In the US, at least 90 to 100 deaths occur each year due to serious anaphylactic sting reactions. Treating a bee or wasp sting depends on its severity.
A normal bee or wasp sting may cause the following symptoms, referred to as a normal local reaction:
• The area around the sting may form a swollen red mark that can be itchy and painful.
• There will be an instant pain at the sting site that is usually sharp, burning, and often lasts for a few seconds.
• The swollen and red hives or welts may peak at around 48 hours after the sting and can last for up to one week.
A bee or wasp sting may produce the following symptoms, referred to as a large local reaction:
• There can be swelling of an entire extremity or limbs, which might last for a few days.
• It can cause extreme redness and swelling, which can widen up to 12 inches across.
• Sometimes, there can be swelling and pain in the joints, which appear after several days.
• In case of multiple stings, there may be a rash, fever, headache, and nausea.
• Multiple stings can be fatal for children.

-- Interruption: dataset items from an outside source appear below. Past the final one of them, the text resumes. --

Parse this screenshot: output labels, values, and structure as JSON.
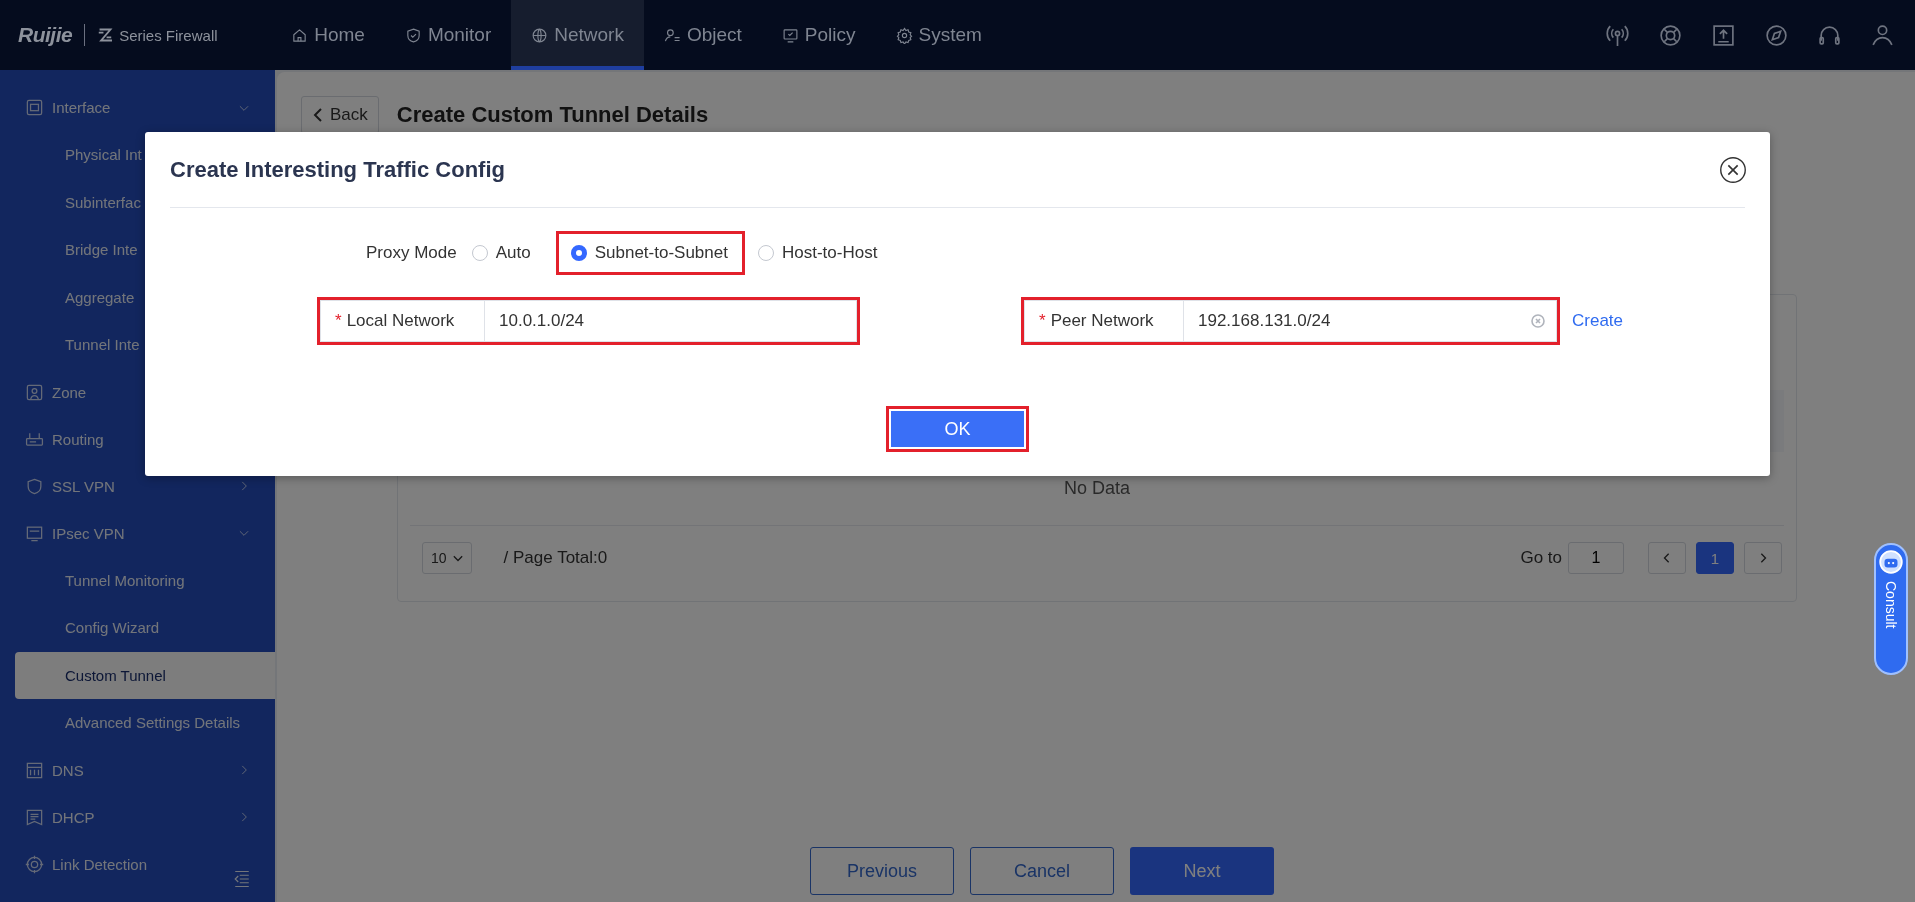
{
  "top_bar": {
    "logo": "Ruijie",
    "product": "Series Firewall",
    "nav": [
      {
        "label": "Home",
        "selected": false
      },
      {
        "label": "Monitor",
        "selected": false
      },
      {
        "label": "Network",
        "selected": true
      },
      {
        "label": "Object",
        "selected": false
      },
      {
        "label": "Policy",
        "selected": false
      },
      {
        "label": "System",
        "selected": false
      }
    ]
  },
  "sidebar": {
    "items": [
      {
        "label": "Interface",
        "expanded": true,
        "children": [
          {
            "label": "Physical Int",
            "selected": false
          },
          {
            "label": "Subinterfac",
            "selected": false
          },
          {
            "label": "Bridge Inte",
            "selected": false
          },
          {
            "label": "Aggregate",
            "selected": false
          },
          {
            "label": "Tunnel Inte",
            "selected": false
          }
        ]
      },
      {
        "label": "Zone"
      },
      {
        "label": "Routing"
      },
      {
        "label": "SSL VPN",
        "expanded": false
      },
      {
        "label": "IPsec VPN",
        "expanded": true,
        "children": [
          {
            "label": "Tunnel Monitoring",
            "selected": false
          },
          {
            "label": "Config Wizard",
            "selected": false
          },
          {
            "label": "Custom Tunnel",
            "selected": true
          },
          {
            "label": "Advanced Settings Details",
            "selected": false
          }
        ]
      },
      {
        "label": "DNS",
        "expanded": false
      },
      {
        "label": "DHCP",
        "expanded": false
      },
      {
        "label": "Link Detection"
      }
    ]
  },
  "page": {
    "back": "Back",
    "title": "Create Custom Tunnel Details",
    "table": {
      "empty": "No Data",
      "page_size": "10",
      "page_total": "/ Page Total:0",
      "goto_label": "Go to",
      "goto_value": "1",
      "pages": [
        {
          "label": "1",
          "selected": true
        }
      ]
    },
    "buttons": [
      {
        "label": "Previous",
        "kind": "outline"
      },
      {
        "label": "Cancel",
        "kind": "outline"
      },
      {
        "label": "Next",
        "kind": "primary"
      }
    ]
  },
  "consult": "Consult",
  "dialog": {
    "title": "Create Interesting Traffic Config",
    "proxy_mode": {
      "label": "Proxy Mode",
      "options": [
        {
          "label": "Auto",
          "selected": false
        },
        {
          "label": "Subnet-to-Subnet",
          "selected": true,
          "highlighted": true
        },
        {
          "label": "Host-to-Host",
          "selected": false
        }
      ]
    },
    "fields": [
      {
        "label": "Local Network",
        "required_mark": "*",
        "value": "10.0.1.0/24",
        "highlighted": true
      },
      {
        "label": "Peer Network",
        "required_mark": "*",
        "value": "192.168.131.0/24",
        "highlighted": true,
        "clearable": true,
        "link": "Create"
      }
    ],
    "ok": {
      "label": "OK",
      "highlighted": true
    }
  }
}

• Severe allergic reactions to stings are known as anaphylactic reactions, and they can be life-threatening. Symptoms that may signal anaphylaxis include nausea, vomiting or diarrhea, stomach cramps, a sudden drop in blood pressure or weak pulse, dizziness or feeling faint, anxiety or agitation, fast heart rate, breathing difficulty.
On being stung by a bee or wasp, one is advised to try to stay still and avoid rubbing the area around the sting as it can increase the spread of venom across the bloodstream. An ice pack may reduce the swelling and irritation of the sting.

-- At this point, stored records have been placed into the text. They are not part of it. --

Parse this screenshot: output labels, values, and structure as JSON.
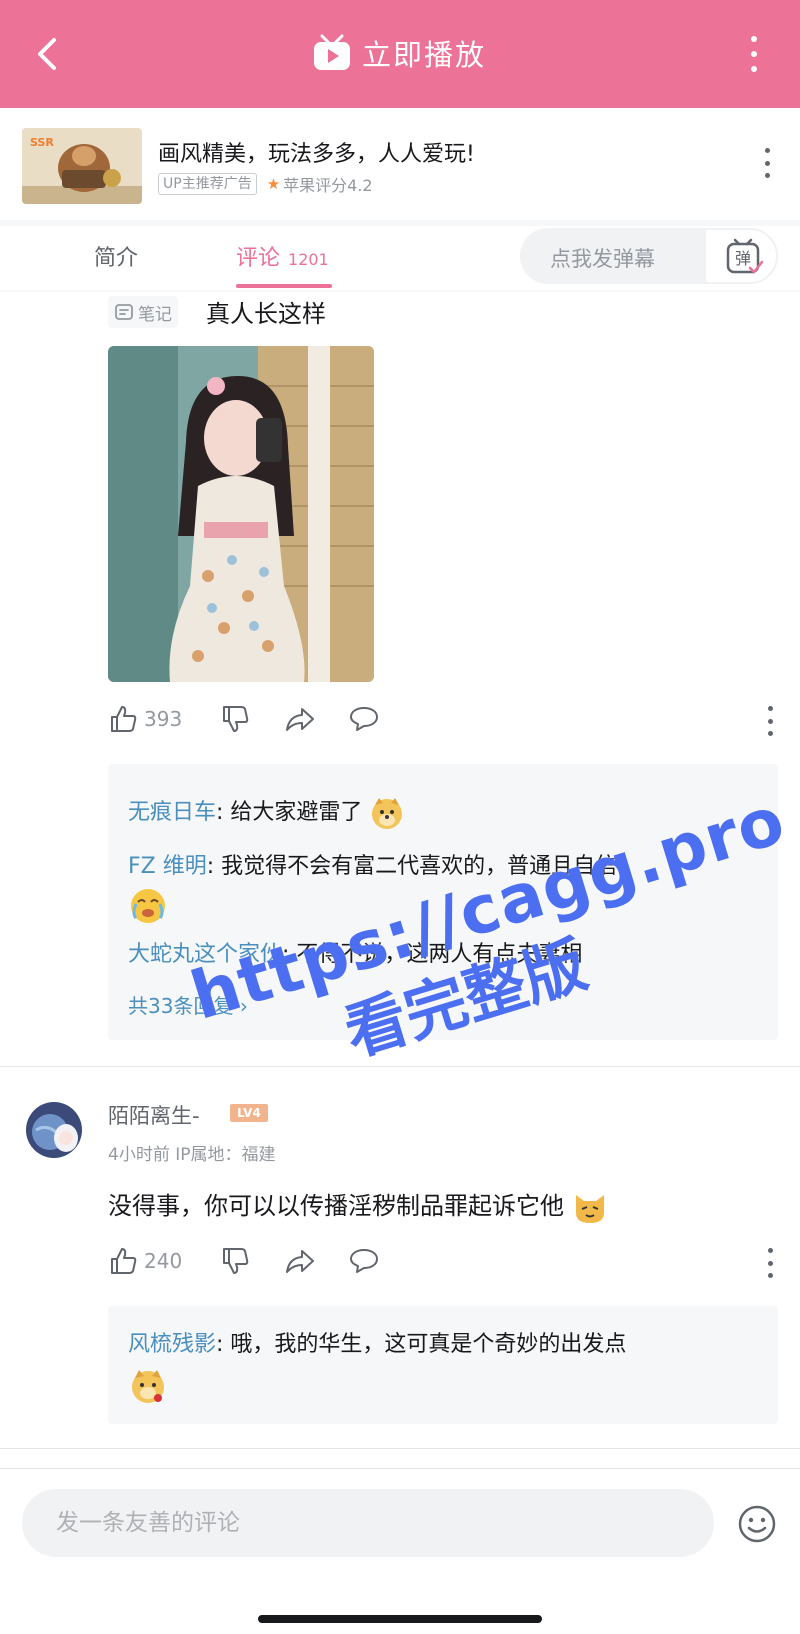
{
  "topbar": {
    "title": "立即播放",
    "bg_color": "#ec7297"
  },
  "ad": {
    "title": "画风精美，玩法多多，人人爱玩!",
    "tag": "UP主推荐广告",
    "rating": "苹果评分4.2",
    "thumb_label": "SSR"
  },
  "tabs": {
    "intro": "简介",
    "comments": "评论",
    "comment_count": "1201",
    "accent": "#ec7297"
  },
  "danmaku": {
    "placeholder": "点我发弹幕",
    "icon_text": "弹"
  },
  "main_comment": {
    "note_badge": "笔记",
    "text": "真人长这样",
    "likes": "393",
    "replies": [
      {
        "user": "无痕日车",
        "text": ": 给大家避雷了",
        "emoji": "doge-emoji"
      },
      {
        "user": "FZ 维明",
        "text": ": 我觉得不会有富二代喜欢的，普通且自信",
        "emoji": "crying-emoji"
      },
      {
        "user": "大蛇丸这个家伙",
        "text": ": 不得不说，这两人有点夫妻相",
        "emoji": ""
      }
    ],
    "more_replies": "共33条回复"
  },
  "second_comment": {
    "username": "陌陌离生-",
    "level": "LV4",
    "meta": "4小时前  IP属地：福建",
    "text": "没得事，你可以以传播淫秽制品罪起诉它他",
    "likes": "240",
    "replies": [
      {
        "user": "风梳残影",
        "text": ": 哦，我的华生，这可真是个奇妙的出发点",
        "emoji": "doge-rose-emoji"
      }
    ]
  },
  "bottom": {
    "input_placeholder": "发一条友善的评论"
  },
  "watermark": {
    "line1": "https://cagg.pro",
    "line2": "看完整版"
  }
}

Doctors advise taking antihistamines to reduce the swelling and itching. It works quickly like chlorphenamine or acrivastine. Hydrocortisone cream helps in reducing the irritation caused by the sting. If there is any pain associated with the bite, painkillers such as Ibuprofen can be used.
Bee and Wasp Stings Mustard Applied topically: Home Treatment Using Mustard.

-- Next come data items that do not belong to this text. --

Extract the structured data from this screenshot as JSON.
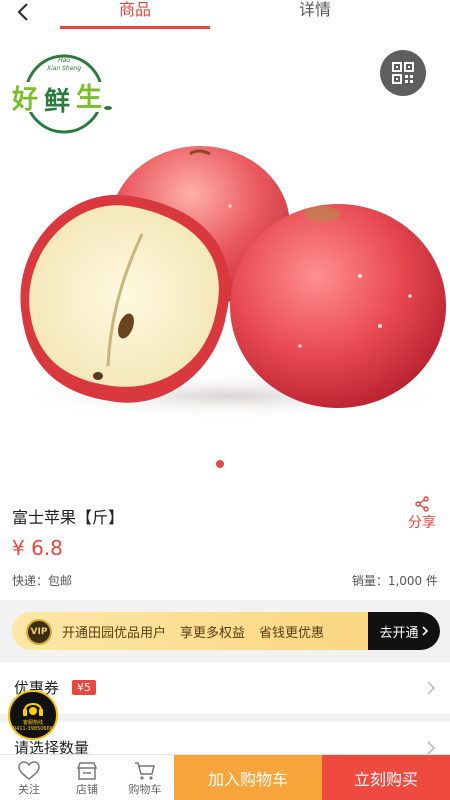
{
  "header": {
    "tabs": [
      {
        "label": "商品",
        "active": true
      },
      {
        "label": "详情",
        "active": false
      }
    ]
  },
  "logo": {
    "pinyin_top": "Hao",
    "pinyin_bottom": "Xian Sheng",
    "text": "好鲜生"
  },
  "gallery": {
    "active_index": 0,
    "count": 1
  },
  "product": {
    "name": "富士苹果【斤】",
    "price": "¥ 6.8",
    "shipping": "快递：包邮",
    "sales": "销量：1,000 件",
    "share_label": "分享"
  },
  "vip": {
    "badge": "VIP",
    "texts": [
      "开通田园优品用户",
      "享更多权益",
      "省钱更优惠"
    ],
    "cta": "去开通"
  },
  "coupon": {
    "label": "优惠券",
    "tag": "¥5"
  },
  "quantity": {
    "label": "请选择数量"
  },
  "service": {
    "title": "客服热线",
    "phone": "0411-39850666"
  },
  "bottom": {
    "favorite": "关注",
    "store": "店铺",
    "cart": "购物车",
    "add_to_cart": "加入购物车",
    "buy_now": "立刻购买"
  },
  "colors": {
    "accent": "#e8473d",
    "cart_button": "#f7a43b",
    "buy_button": "#ee4a3f",
    "vip_gold": "#f8d27a"
  }
}
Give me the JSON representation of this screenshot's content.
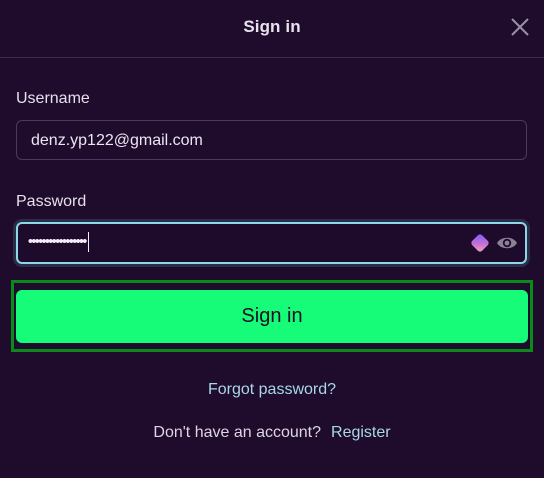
{
  "dialog": {
    "title": "Sign in",
    "close_icon": "close-icon"
  },
  "username": {
    "label": "Username",
    "value": "denz.yp122@gmail.com"
  },
  "password": {
    "label": "Password",
    "value": "•••••••••••••••••",
    "manager_icon": "password-manager-icon",
    "reveal_icon": "eye-icon"
  },
  "submit": {
    "label": "Sign in"
  },
  "links": {
    "forgot": "Forgot password?",
    "no_account": "Don't have an account?",
    "register": "Register"
  },
  "colors": {
    "background": "#1f0b2c",
    "accent_button": "#16fb78",
    "link": "#a8d8e8",
    "focus_outline": "#0b8a1c"
  }
}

When we think of mustard, the image of grills, hamburgers, and hot dogs comes to our minds. Mustard is one of the thinnest and smallest seeds in the world to which God has given healing powers on bee and wasp stings mustard applied topically to cure a person of pain.
Mustard is a natural product and has been used in the Ayurveda for centuries. It is believed that mustard was first cultivated in India around 3000 BC and is used to cure many diseases and sicknesses.
It relieves psoriasis symptoms, gives relief from contact dermatitis, improves cardiovascular health, relieves respiratory disorders, treats acne and pain, acts as a poison repulsion, and protects against bacterial and fungal infection, helps manage diabetes, has the cholesterol-lowering ability, relieves menopausal symptoms, etc.
On bee and wasp stings, mustard is applied topically as it is rich in antioxidants and promotes healing faster. It has a good amount of selenium, which makes it a fine anti-inflammatory agent.
On bee and wasp stings, mustard is applied topically to relieve the swelling and pain brought by a bee or wasp sting. It has properties that are known for soothing skin irritations. On bee and wasp stings, mustard is applied topically and has been used since ancient times to treat bee stings and other insect bites.
You may also check out 8 Best Essential Oils for Spider Bites to know about other insects’ treatment.
Bee and Wasp Stings Mustard Applied Topically: What You Need
• Mustard Seeds
Directions To Use:
- Take the mustard seeds and grind them into a fine powder.
- Now mix the mustard seed powder using water.
- Spread the paste on to the sting area.
- Now wrap it with a cloth so that the poultice remains on your skin for a longer time.
(Try this remedy thrice a day for best results)
- For instant relief, you can also sprinkle some mustard powder over the bee sting.
Any information found on the site does not constitute legal or medical advice. Should you face health issues, please visit your doctor to get yourself diagnosed. Icy Health offers expert opinions and advice for informational purposes only. This is not a substitute for professional medical advice.